Wednesday, February 10, 2016

Any One You Walk Away From, Right?

Today is the last day of comparative normalcy for the next six or so months.  In the morning, Jayne starts his chemotherapy treatments.  It's the first step, a necessary step which will bring us to the eventual closure of this chapter in all of our lives.  Over the next six months, I will watch my son go through some fairly difficult and painful experiences, from nausea, vomiting, loss of appetite, sores around the mouth, flu symptoms, fatigue, the list goes on and on.  It's at this tipping point, before the iceberg has floated to the top of the ocean to display all that has been hidden beneath the veneer of time not yet passed, that I think about what it was like a week ago.  When Jayne was just another baby boy learning how to roll over from his back to his stomach (he wasn't very good at it.  Let's be frank, he was rubbish up to this point).  He was, as so many want to try and reiterate, a very healthy happy baby.

Except that he wasn't.

That seems to be the most difficult struggle of all.  Admitting that a child is sick when you don't have any outward indication of such a malady.  It's the denial and anger phase, I believe, balled into one.  "What, sick?  Not my kid.  How could my kid be sick, look at him!"  Well, appearances aren't everything.  The Titanic sank, the Challenger spacecraft was fundamentally flawed, and the Star War prequels were just awful, awful movies.  It is at this point that every parent, or at least I see it this way, has a choice:  You can deny the claims that your doctor and all of the staff, equipment, experience, education, and technology behind him are telling you about your child or you can look at the facade that genetics has put upon your child, that of a healthy, happy tiny person.  To do the latter is not only delusional, it's detrimental to the entire healing process.  Not healing in the guru burning herbs and listening to Ravi Shankar sense, but the actual, medical act of curing and healing whatever ailments afflict the aforementioned tiny child.  Courage, as they say, is not the absence of fear.  And in that sense, embracing the reality of the situation is the only way to begin helping your child.  That is what I chose to do, I chose to embrace it, I chose to trust in the science and to be strong for my wife and my son.

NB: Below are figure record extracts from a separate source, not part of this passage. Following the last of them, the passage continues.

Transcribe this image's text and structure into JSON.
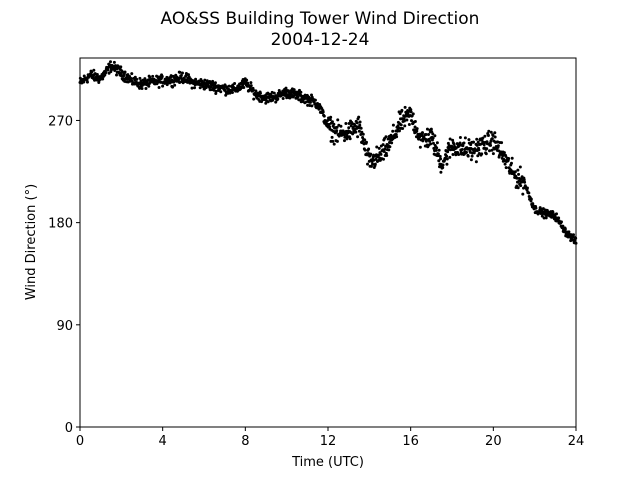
{
  "chart_data": {
    "type": "scatter",
    "title": "AO&SS Building Tower Wind Direction",
    "subtitle": "2004-12-24",
    "xlabel": "Time (UTC)",
    "ylabel": "Wind Direction (°)",
    "xlim": [
      0,
      24
    ],
    "ylim": [
      0,
      325
    ],
    "xticks": [
      0,
      4,
      8,
      12,
      16,
      20,
      24
    ],
    "yticks": [
      0,
      90,
      180,
      270
    ],
    "grid": false,
    "marker_color": "#000000",
    "series": [
      {
        "x": [
          0.0,
          0.5,
          1.0,
          1.5,
          2.0,
          2.5,
          3.0,
          3.5,
          4.0,
          4.5,
          5.0,
          5.5,
          6.0,
          6.5,
          7.0,
          7.5,
          8.0,
          8.5,
          9.0,
          9.5,
          10.0,
          10.5,
          11.0,
          11.5,
          12.0,
          12.5,
          13.0,
          13.5,
          14.0,
          14.5,
          15.0,
          15.5,
          16.0,
          16.5,
          17.0,
          17.5,
          18.0,
          18.5,
          19.0,
          19.5,
          20.0,
          20.5,
          21.0,
          21.5,
          22.0,
          22.5,
          23.0,
          23.5,
          24.0
        ],
        "y": [
          303,
          310,
          307,
          318,
          312,
          305,
          302,
          304,
          305,
          306,
          308,
          303,
          302,
          300,
          298,
          297,
          303,
          293,
          290,
          291,
          295,
          292,
          289,
          285,
          265,
          258,
          260,
          265,
          233,
          238,
          250,
          268,
          275,
          253,
          255,
          232,
          248,
          245,
          244,
          248,
          252,
          238,
          222,
          215,
          192,
          188,
          186,
          172,
          163
        ]
      }
    ]
  }
}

It's really the only recourse, as I see it.

It was never an option to give in, not for a second.  It was never an option to let despair take me, not even a bit.  I had to be the father that Jayne deserves and so I through my weight behind him and I've been there ever since.  I've been there for both of them in their times of need because while hope that everything will be fine and dandy by merely thinking it is a very attractive idea to many people for many different reasons, I needed to do, even if that doing appeared to be no more than just to be constant in my resolve and to catch others as they fall.

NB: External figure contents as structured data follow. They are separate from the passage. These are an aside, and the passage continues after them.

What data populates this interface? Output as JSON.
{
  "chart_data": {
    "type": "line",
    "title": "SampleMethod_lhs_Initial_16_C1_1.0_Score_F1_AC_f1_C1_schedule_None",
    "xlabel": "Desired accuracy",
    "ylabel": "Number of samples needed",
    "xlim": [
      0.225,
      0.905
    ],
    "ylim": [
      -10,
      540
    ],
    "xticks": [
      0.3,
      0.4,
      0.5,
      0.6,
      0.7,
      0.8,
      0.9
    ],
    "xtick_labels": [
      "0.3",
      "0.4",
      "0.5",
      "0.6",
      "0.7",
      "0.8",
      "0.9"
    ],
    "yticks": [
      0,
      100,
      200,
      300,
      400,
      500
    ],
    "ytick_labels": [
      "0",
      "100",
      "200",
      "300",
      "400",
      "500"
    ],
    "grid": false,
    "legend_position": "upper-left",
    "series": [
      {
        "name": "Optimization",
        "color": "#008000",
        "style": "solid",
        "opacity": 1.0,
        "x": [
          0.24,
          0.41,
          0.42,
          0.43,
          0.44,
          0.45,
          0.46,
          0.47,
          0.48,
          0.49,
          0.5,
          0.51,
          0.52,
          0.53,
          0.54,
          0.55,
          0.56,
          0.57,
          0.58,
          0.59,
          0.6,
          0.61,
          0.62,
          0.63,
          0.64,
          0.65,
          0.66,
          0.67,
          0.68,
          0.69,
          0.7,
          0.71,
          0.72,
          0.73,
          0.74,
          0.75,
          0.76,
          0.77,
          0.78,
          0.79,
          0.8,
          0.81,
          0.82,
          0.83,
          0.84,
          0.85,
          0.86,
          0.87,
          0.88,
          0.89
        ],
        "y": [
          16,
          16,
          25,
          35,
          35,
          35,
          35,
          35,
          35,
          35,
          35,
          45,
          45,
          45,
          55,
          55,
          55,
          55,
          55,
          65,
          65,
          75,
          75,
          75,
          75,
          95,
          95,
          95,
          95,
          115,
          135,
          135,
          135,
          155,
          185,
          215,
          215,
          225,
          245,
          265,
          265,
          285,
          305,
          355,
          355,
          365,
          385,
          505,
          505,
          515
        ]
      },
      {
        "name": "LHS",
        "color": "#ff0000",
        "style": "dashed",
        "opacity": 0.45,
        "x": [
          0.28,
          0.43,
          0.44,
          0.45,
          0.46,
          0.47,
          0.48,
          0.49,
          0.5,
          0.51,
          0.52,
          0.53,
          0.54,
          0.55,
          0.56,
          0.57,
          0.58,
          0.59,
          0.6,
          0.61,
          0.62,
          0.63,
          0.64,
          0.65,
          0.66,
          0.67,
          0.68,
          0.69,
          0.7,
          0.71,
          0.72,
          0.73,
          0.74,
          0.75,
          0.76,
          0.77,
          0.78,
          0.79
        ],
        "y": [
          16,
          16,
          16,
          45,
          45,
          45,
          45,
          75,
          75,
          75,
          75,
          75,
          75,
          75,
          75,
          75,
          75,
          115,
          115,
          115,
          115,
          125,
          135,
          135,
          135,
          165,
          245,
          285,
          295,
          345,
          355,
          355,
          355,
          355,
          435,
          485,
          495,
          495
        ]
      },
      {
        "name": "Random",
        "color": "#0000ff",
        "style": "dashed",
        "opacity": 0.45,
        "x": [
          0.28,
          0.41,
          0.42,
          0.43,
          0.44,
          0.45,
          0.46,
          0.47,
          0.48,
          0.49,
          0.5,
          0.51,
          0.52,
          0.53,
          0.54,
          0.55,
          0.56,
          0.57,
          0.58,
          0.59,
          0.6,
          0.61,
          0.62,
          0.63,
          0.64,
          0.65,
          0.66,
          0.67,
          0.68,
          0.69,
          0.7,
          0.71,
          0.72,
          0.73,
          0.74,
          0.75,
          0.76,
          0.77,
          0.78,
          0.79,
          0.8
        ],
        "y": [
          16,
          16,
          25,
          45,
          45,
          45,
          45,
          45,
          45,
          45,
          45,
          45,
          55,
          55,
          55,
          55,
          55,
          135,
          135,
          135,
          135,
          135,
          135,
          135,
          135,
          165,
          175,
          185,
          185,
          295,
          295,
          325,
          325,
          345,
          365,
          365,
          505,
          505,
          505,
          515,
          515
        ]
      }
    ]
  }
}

I know that Jayne is sick and I know that it could potentially be very serious.  But I also know that he will make it through this with a couple of scars he can use later in life and a vast wealth of people who took time out of their lives to express their love and support for him.  That will never leave him, even years down the road.  Every single person invested in this venture will remember the time they stood with Jayne Wood as he fought for his life.  This is slowly turning into the St. Crispin's speech, I realize as much, but I do think that it is true and I hold onto that truth, just as much as I hold on to that truth that I will see Jayne ride a bike for the first time, that I'll be able to teach him how properly fabricate a whole chicken in under a minute, that I'll see him be a father one day and that because of measures I took and measures he inspired others to take, maybe calamities such as these will be a thing unheard of when he holds little Max Jr for the first time.

So thank you all, each and everyone of you, for everything you have done for my little guy.  And in the morning or in the afternoon, spare a thought, no more than that really, for the boy they call Jayne, the boy with the goods, and I will call that a win.